Orlov a probablement été inspiré par Yuri Brejnev, le beau-fils du secrétaire général Leonid Brejnev, qui manipulait le cirque d'État de Moscou pour faire de la contrebande de bijoux, déclenchant un scandale en Union soviétique[3][4].

L'acteur néerlandais Rutger Hauer a été pressenti pour incarner Orlov avant que Steven Berkoff n'ait obtenu le rôle[5]. Hauer sera à nouveau envisagé pour jouer Max Zorin, l'antagoniste principal dans Dangereusement vôtre (1985). Berkoff a été suggéré par Barbara Broccoli, la fille du producteur historique Albert R. Broccoli, qui l'avait vu jouer sa propre pièce, Greek, à Los Angeles[6]. Bien qu'il ait apprécié son rôle, Berkoff estimait que le réalisateur John Glen "avait limité certains de mes excès"[7].

Quelques années plus tard, Orlov est réapparu dans le jeu de rôle sur table James Bond 007 (1983). Dans cette continuité alternative, il est appelé Vladimir Orlov et rétablit l'organisation de contre-espionnage du SMERSH (qui était pourtant désavouée depuis longtemps). Le général corrompu a volé l'œuf de Fabergé dont Octopussy cherche à faire l'acquisition et l'a remplacé par une contrefaçon contenant une bombe à neutrons miniature. Orlov compte faire exploser l'engin lors d'un spectacle de cirque à Belgrade dans l'espoir de déstabiliser l'OTAN, en "prouvant" que la bombe est américaine, afin de pousser ses supérieurs à envahir l'Europe. Comme dans le film, Bond est amené à enquêter sur les intentions des Soviétiques avec l'œuf et le reste de la mission reflète les événements du long-métrage.

Notes[]

  • Le personnage du général Orlov a été vivement critiqué au point d'être considéré par beaucoup comme un des pires méchants de la saga. On lui reproche entre autres d'être unidimensionnel et cliché, voire caricatural et offensant[8].

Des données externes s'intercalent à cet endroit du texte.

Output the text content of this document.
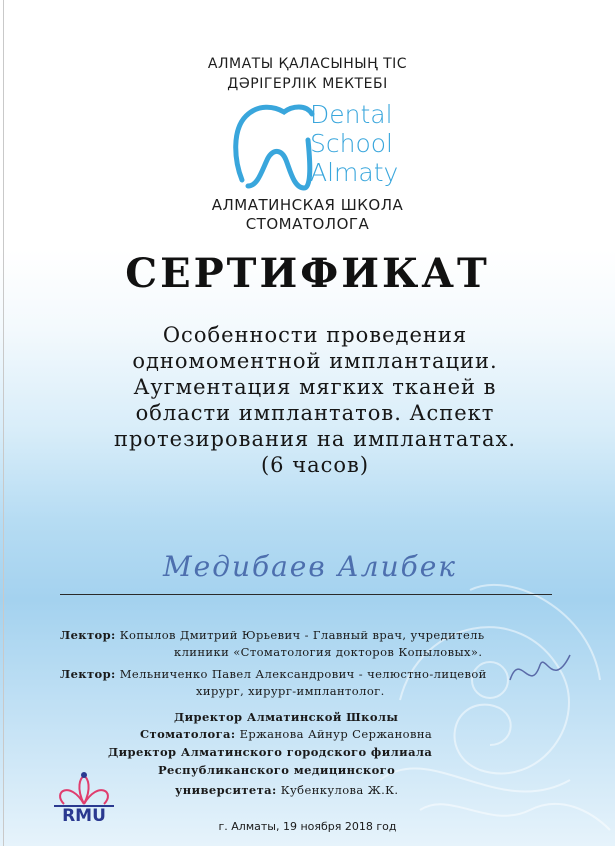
АЛМАТЫ ҚАЛАСЫНЫҢ ТІС
ДӘРІГЕРЛІК МЕКТЕБІ
Dental
School
Almaty
АЛМАТИНСКАЯ ШКОЛА
СТОМАТОЛОГА
СЕРТИФИКАТ
Особенности проведения
одномоментной имплантации.
Аугментация мягких тканей в
области имплантатов. Аспект
протезирования на имплантатах.
(6 часов)
Медибаев Алибек
Лектор: Копылов Дмитрий Юрьевич - Главный врач, учредитель
клиники «Стоматология докторов Копыловых».
Лектор: Мельниченко Павел Александрович - челюстно-лицевой
хирург, хирург-имплантолог.
Директор Алматинской Школы
Стоматолога: Ержанова Айнур Сержановна
Директор Алматинского городского филиала
Республиканского медицинского
университета: Кубенкулова Ж.К.
RMU
г. Алматы, 19 ноября 2018 год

  • Comme ce sera plus tard le cas avec Brad Whitaker et Georgi Koskov dans Tuer n'est pas jouer (1987) et Elektra King et Renard dans Le monde ne suffit pas (1999), il y a un débat bien connu des fans pour tenter de déterminer qui d'Orlov ou de Kamal Khan est le véritable antagoniste principal. Techniquement, le militaire soviétique est le réel antagoniste car la tentative de faire exploser une bombe en Europe occidentale était son plan en premier lieu et Khan collabore au complot pour son bénéfice personnel et s'assure essentiellement que le stratagème se déroule comme prévu.
  • Orlov se démarque comme le premier antagoniste principal dans un film de James Bond à être éliminé avant l'acte final de son film. Il sera suivi par Le Chiffre dans Casino Royale (2006).

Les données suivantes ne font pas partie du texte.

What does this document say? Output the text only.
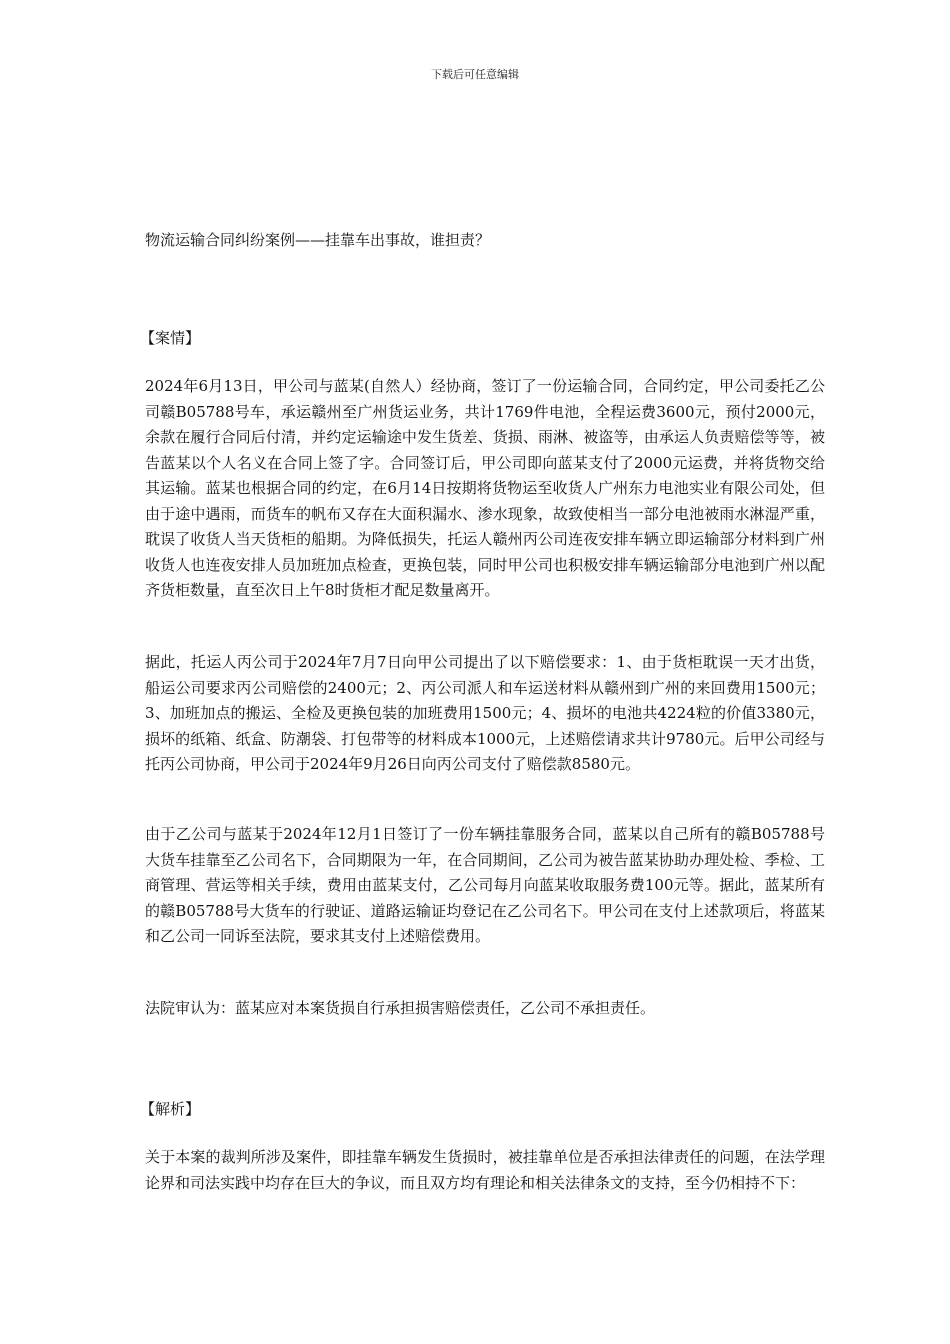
下载后可任意编辑
物流运输合同纠纷案例——挂靠车出事故，谁担责？
【案情】
2024年6月13日，甲公司与蓝某(自然人）经协商，签订了一份运输合同，合同约定，甲公司委托乙公司赣B05788号车，承运赣州至广州货运业务，共计1769件电池，全程运费3600元，预付2000元，余款在履行合同后付清，并约定运输途中发生货差、货损、雨淋、被盗等，由承运人负责赔偿等等，被告蓝某以个人名义在合同上签了字。合同签订后，甲公司即向蓝某支付了2000元运费，并将货物交给其运输。蓝某也根据合同的约定，在6月14日按期将货物运至收货人广州东力电池实业有限公司处，但由于途中遇雨，而货车的帆布又存在大面积漏水、渗水现象，故致使相当一部分电池被雨水淋湿严重，耽误了收货人当天货柜的船期。为降低损失，托运人赣州丙公司连夜安排车辆立即运输部分材料到广州收货人也连夜安排人员加班加点检查，更换包装，同时甲公司也积极安排车辆运输部分电池到广州以配齐货柜数量，直至次日上午8时货柜才配足数量离开。
据此，托运人丙公司于2024年7月7日向甲公司提出了以下赔偿要求：1、由于货柜耽误一天才出货，船运公司要求丙公司赔偿的2400元；2、丙公司派人和车运送材料从赣州到广州的来回费用1500元；3、加班加点的搬运、全检及更换包装的加班费用1500元；4、损坏的电池共4224粒的价值3380元，损坏的纸箱、纸盒、防潮袋、打包带等的材料成本1000元，上述赔偿请求共计9780元。后甲公司经与托丙公司协商，甲公司于2024年9月26日向丙公司支付了赔偿款8580元。
由于乙公司与蓝某于2024年12月1日签订了一份车辆挂靠服务合同，蓝某以自己所有的赣B05788号大货车挂靠至乙公司名下，合同期限为一年，在合同期间，乙公司为被告蓝某协助办理处检、季检、工商管理、营运等相关手续，费用由蓝某支付，乙公司每月向蓝某收取服务费100元等。据此，蓝某所有的赣B05788号大货车的行驶证、道路运输证均登记在乙公司名下。甲公司在支付上述款项后，将蓝某和乙公司一同诉至法院，要求其支付上述赔偿费用。
法院审认为：蓝某应对本案货损自行承担损害赔偿责任，乙公司不承担责任。
【解析】
关于本案的裁判所涉及案件，即挂靠车辆发生货损时，被挂靠单位是否承担法律责任的问题，在法学理论界和司法实践中均存在巨大的争议，而且双方均有理论和相关法律条文的支持，至今仍相持不下：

  • C'est également le seul antagoniste tué dans Octopussy qui n'est pas éliminé par Bond.
  • Bien qu'il soit l'antagoniste principal, Orlov n'apparaît qu'environ 15 minutes à l'écran, Kamal Khan étant la principale menace.
  • Orlov peut être vu comme un équivalant sombre du général Gogol, étant l'archétype de ce que le chef du KGB aurait pu devenir s'il avait choisi de se laisser consumer par sa soif de pouvoir. De plus, bien que les intérêts de Gogol divergeassent parfois de ceux de Bond et du MI6, il s'alliait volontiers à ces derniers pour anéantir une menace commune alors qu'Orlov a trahi son pays en s'associant à Kamal Khan et en organisant son projet d'invasion en Europe dans le dos de ses frères d'armes.

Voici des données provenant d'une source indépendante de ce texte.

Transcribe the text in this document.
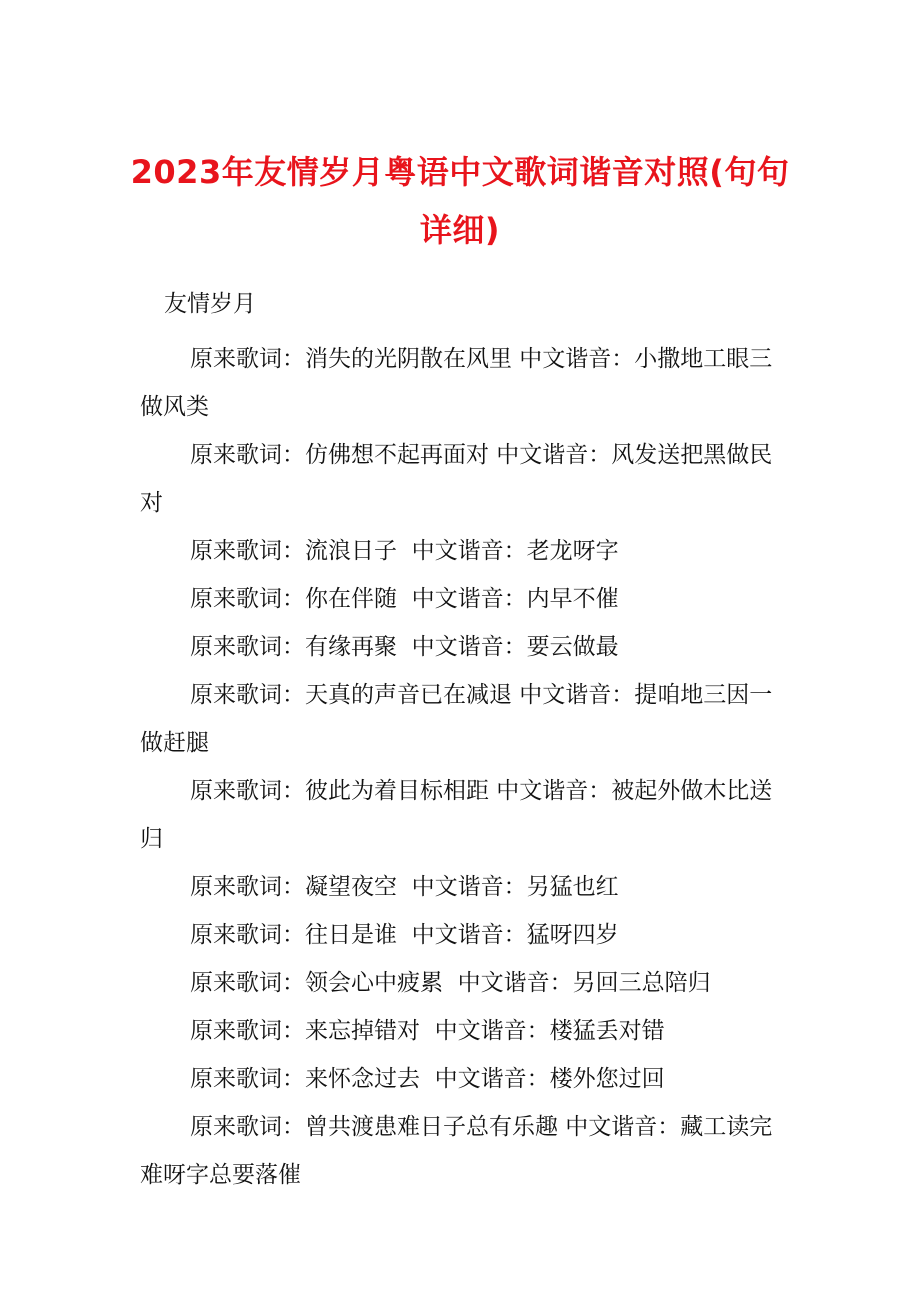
2023年友情岁月粤语中文歌词谐音对照(句句详细)
友情岁月
原来歌词：消失的光阴散在风里 中文谐音：小撒地工眼三做风类
原来歌词：仿佛想不起再面对 中文谐音：风发送把黑做民对
原来歌词：流浪日子  中文谐音：老龙呀字
原来歌词：你在伴随  中文谐音：内早不催
原来歌词：有缘再聚  中文谐音：要云做最
原来歌词：天真的声音已在减退 中文谐音：提咱地三因一做赶腿
原来歌词：彼此为着目标相距 中文谐音：被起外做木比送归
原来歌词：凝望夜空  中文谐音：另猛也红
原来歌词：往日是谁  中文谐音：猛呀四岁
原来歌词：领会心中疲累  中文谐音：另回三总陪归
原来歌词：来忘掉错对  中文谐音：楼猛丢对错
原来歌词：来怀念过去  中文谐音：楼外您过回
原来歌词：曾共渡患难日子总有乐趣 中文谐音：藏工读完难呀字总要落催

  • Durant le conseil de sécurité soviétique, Orlov mentionne que trente-et-une divisions soviétiques d'armée en Allemagne de l'Est et cinq en Tchécoslovaquie sont sous son commandement direct, ce qui suggère qu'il est le commandant en chef du groupe de forces soviétiques en Allemagne.
  • La dernière réplique d'Orlov disant qu'il sera un héros soviétique est sans doute liée au fait qu'il a réellement été décoré de la médaille de héros de l'Union soviétique (cette dernière étant visible sur son uniforme). Toutefois, il n'est pas clair si Orlov a dit cela au sens figuré, dans le sens où il entrera dans l'histoire de l'Union soviétique comme un héros qui a apporté la gloire à son peuple grâce à ses plans mégalomanes, ou au sens propre, dans le sens où il s'attendait à recevoir cet honneur une seconde fois à titre posthume.
    • Cette dernière réplique a été censurée pour des raisons de politique étrangère dans la version finlandaise du film[9].